Section : Electrical Equipment
Alternators, dynamos, lights, wipers, etc.
Posted By : Steve Bullock, 15-Mar-2006, 01:10pm
Hi Guys
If I upgrade my head lights to Halogen on my Spit 1500 do I need to uprate any other part of the electrics, or will they run on the original setup???
Recently done the same conversion on my land rover (no mods required) and the difference was startling!!
Cheers for your help
Steve
-
Posted By : Colin Wake, 15-Mar-2006,
03:22pm
No Mods required if you stick with 60/55 bulbs.
Colin
-
Posted By : Steve Bullock, 15-Mar-2006,
04:05pm
Cheers Colin Â…. Looks like I can look forward to a brighter future!!
-
Posted By : Mark Astley,
15-Mar-2006, 07:01pm
Hi,
Can I just add that it isn't necessary but it might be wise to do a few other changes.
I fitted a halogen set onto my Spitfire and yes the difference is amazing, however the new lights put a greater load on the existing very old
wiring.
I wasn't aware of this until the halogens had been fitted for a few months and I stopped at some lights at night and smelt a burny smell coming
from under the dash. Exploring revealed that the headlight wiring was very very hot, also the lights were dimmer than they should have been.
Old wiring degrades and develops resistance which causes excess heat. It also reduces the voltage at the bulbs and hence less light output. You
may find that the copper cores on the existing wiring have blackening on them, if so I would definately put relays and fuses in.
Following this I did the following,
Buy two relays (one for main, one for dip) and some colour coded cable and some in-line fuses and various connectors and some black sleeving
for making it all tidy afterwards.
Strip back the existing wiring loom for the headlights from the multi connector where the wires split to each headlight towards the bulkhead to
release the main/dip feeds.
Mounted the two relays onto the radiator side mounting plate.
Used the stripped back wiring as the control for the two relays.
Took two direct feeds from the battery via fuses, then the relays and then onto the connector at the front.
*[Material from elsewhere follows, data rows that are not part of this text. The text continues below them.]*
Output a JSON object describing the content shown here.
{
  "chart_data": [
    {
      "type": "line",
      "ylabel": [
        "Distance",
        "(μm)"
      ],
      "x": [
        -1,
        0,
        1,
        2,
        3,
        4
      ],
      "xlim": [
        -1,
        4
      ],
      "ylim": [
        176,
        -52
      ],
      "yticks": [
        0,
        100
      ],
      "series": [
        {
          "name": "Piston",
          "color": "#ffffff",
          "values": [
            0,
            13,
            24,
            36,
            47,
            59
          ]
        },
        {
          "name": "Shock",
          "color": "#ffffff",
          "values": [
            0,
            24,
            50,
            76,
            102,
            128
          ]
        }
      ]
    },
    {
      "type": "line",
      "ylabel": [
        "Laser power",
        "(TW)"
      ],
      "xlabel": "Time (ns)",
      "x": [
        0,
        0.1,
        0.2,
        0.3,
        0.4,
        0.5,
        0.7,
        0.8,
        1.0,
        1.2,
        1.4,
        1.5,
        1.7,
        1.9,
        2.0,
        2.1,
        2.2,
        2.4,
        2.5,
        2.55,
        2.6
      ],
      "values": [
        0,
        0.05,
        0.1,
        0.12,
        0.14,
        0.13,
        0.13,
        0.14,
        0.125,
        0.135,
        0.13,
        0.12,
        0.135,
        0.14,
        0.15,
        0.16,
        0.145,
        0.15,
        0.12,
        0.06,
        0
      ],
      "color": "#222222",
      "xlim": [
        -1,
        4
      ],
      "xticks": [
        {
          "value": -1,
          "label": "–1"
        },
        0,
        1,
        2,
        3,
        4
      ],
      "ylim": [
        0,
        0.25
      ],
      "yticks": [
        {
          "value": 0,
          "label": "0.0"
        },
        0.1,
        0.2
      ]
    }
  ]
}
This means all the wiring inside the car, the headlight switch and main/dip stalk only passes low current to operate the relays. No more burny
smells. Lovely bright lights as well.
Not advertising but Vehicle Wiring Products can sell you all the stuff, they do the right colour combinations for the various cable functions,
and will sell you whatever length you require.
yours
Mark
-
Posted By : Nigel Gibbins,
15-Mar-2006, 07:12pm
When I had Halogens on my GT6 MK1 (alterator conversion) the battery kept running down every two months or so. I though it was a duff
battery until I replaced the alternator with an uprated one... after that I had no more problems.